After my post-workout shower I sat down on the couch to watch a movie and knit. I looked at the Keltic Beanie, how many rows I had knitted and how many were left to knit, then at the yarn left on the ball, and knew I was in trouble. Luckily I have another "onesie" skein of the same yarn, different color, so I wound that into a ball and started knitting one round of the new yarn and one of the old one. I hope it doesn't look too wrong because I really don't want to have to frog it back and start over. If I do decide it's too wrong I'll frog back to the ribbing and then alternate the colors on the hat body. I even went down a needle size to conserve yarn because I'm a loose knitter. My stitches are loose, I mean. I know what you were thinking. Tsk.
On my way home from the Y this afternoon I stopped at Once Upon a Child to sell them the umbrella stroller and a pair of snowpants that doesn't fit anyone anymore. They wouldn't take the car seat base and I'm confident that Goodwill won't take it either since they wouldn't take the stroller. I suppose I'll end up putting it on FB Marketplace. Oh, I just had a thought, I can put it on NextDoor.com to see if anyone in the neighborhood needs one. That's what I'll do. Good thinking, Barbara.
24 January--Tropical Obsession.
Driving on the narrow road that
traces the southern end of the island, there isn't much to see. The Solar Salt
works is just about the biggest thing on the horizon with its long conveyor to load the white salt into cargo
ships. Beyond the salt mountains there are no more houses, only what look like
fisherman's shacks made of old boat planks and billboard parts, and the slave
huts.
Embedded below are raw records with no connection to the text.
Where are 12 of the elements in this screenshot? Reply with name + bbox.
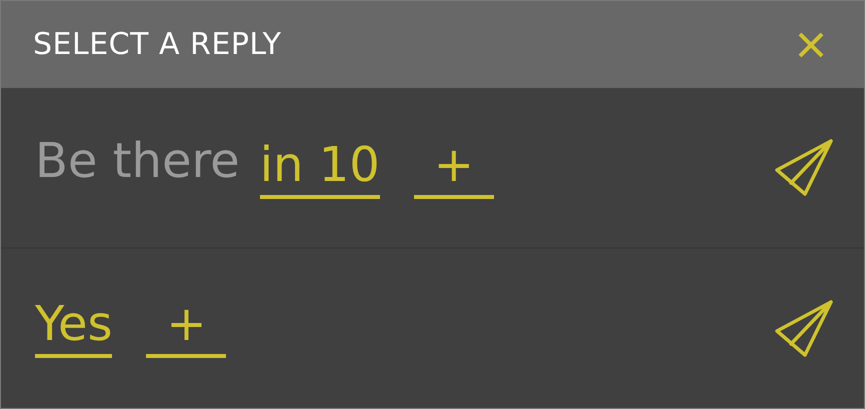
send-button[interactable] (774, 136, 834, 198)
add-button[interactable]: + (414, 140, 494, 198)
reply-choice[interactable]: in 10 (260, 140, 380, 198)
paper-plane-icon (774, 136, 834, 198)
close-button[interactable] (798, 32, 824, 58)
reply-choice[interactable]: Yes (35, 300, 112, 358)
close-icon (798, 32, 824, 58)
add-button[interactable]: + (146, 300, 226, 358)
send-button[interactable] (774, 298, 834, 360)
panel-title: SELECT A REPLY (33, 27, 282, 62)
reply-text: Be there (35, 136, 240, 190)
paper-plane-icon (774, 298, 834, 360)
At each cluster of huts, red and white, is also an obelisk. The red and
white obelisks aren't the only ones on the island; there are half a dozen of
them ranged on the extreme southern shore. Mariners used to use them, line them
up in certain order to sail into the correct patch of shoreline to pick up or
drop cargo. Manning sat in the arrow of shade cast by the obelisk at Red Slave,
a small pile of cigarette butts at
his side. His eyes were slits as he squinted offshore straining to get a
glimpse of the Santa Marta, one of the boats that came over every week from
South America laden with fruits and vegetables
for the island's tables. He had met Santiago at what some called the Venezuelan
Fruit Temple, a twenty by thirty foot area with a peaked cement roof supported
by Doric columns at the pier in the center of town.
Today's toss was some old placemats that came to light when I was looking for Christmas napkins, a poncho that Durwood's mom had that I've always thought was hideous, and an old electric alarm clock, one with a dial not digital. Wonder if anyone remembers how to tell time that way. And I carried up the last two totes of Mom's pictures, one at a time, since I'm such a nice sister so my baby brothers don't have to carry them upstairs. Time to turn on the electric blanket and pull it up to my ears. Goodnight.
--Barbara
1 comment:
Glad you've got that electric blanket. It's got to be hard to climb out from beneath it in the cold morning. Bundle up good when you go out for your writing date. You're brave to venture out at all.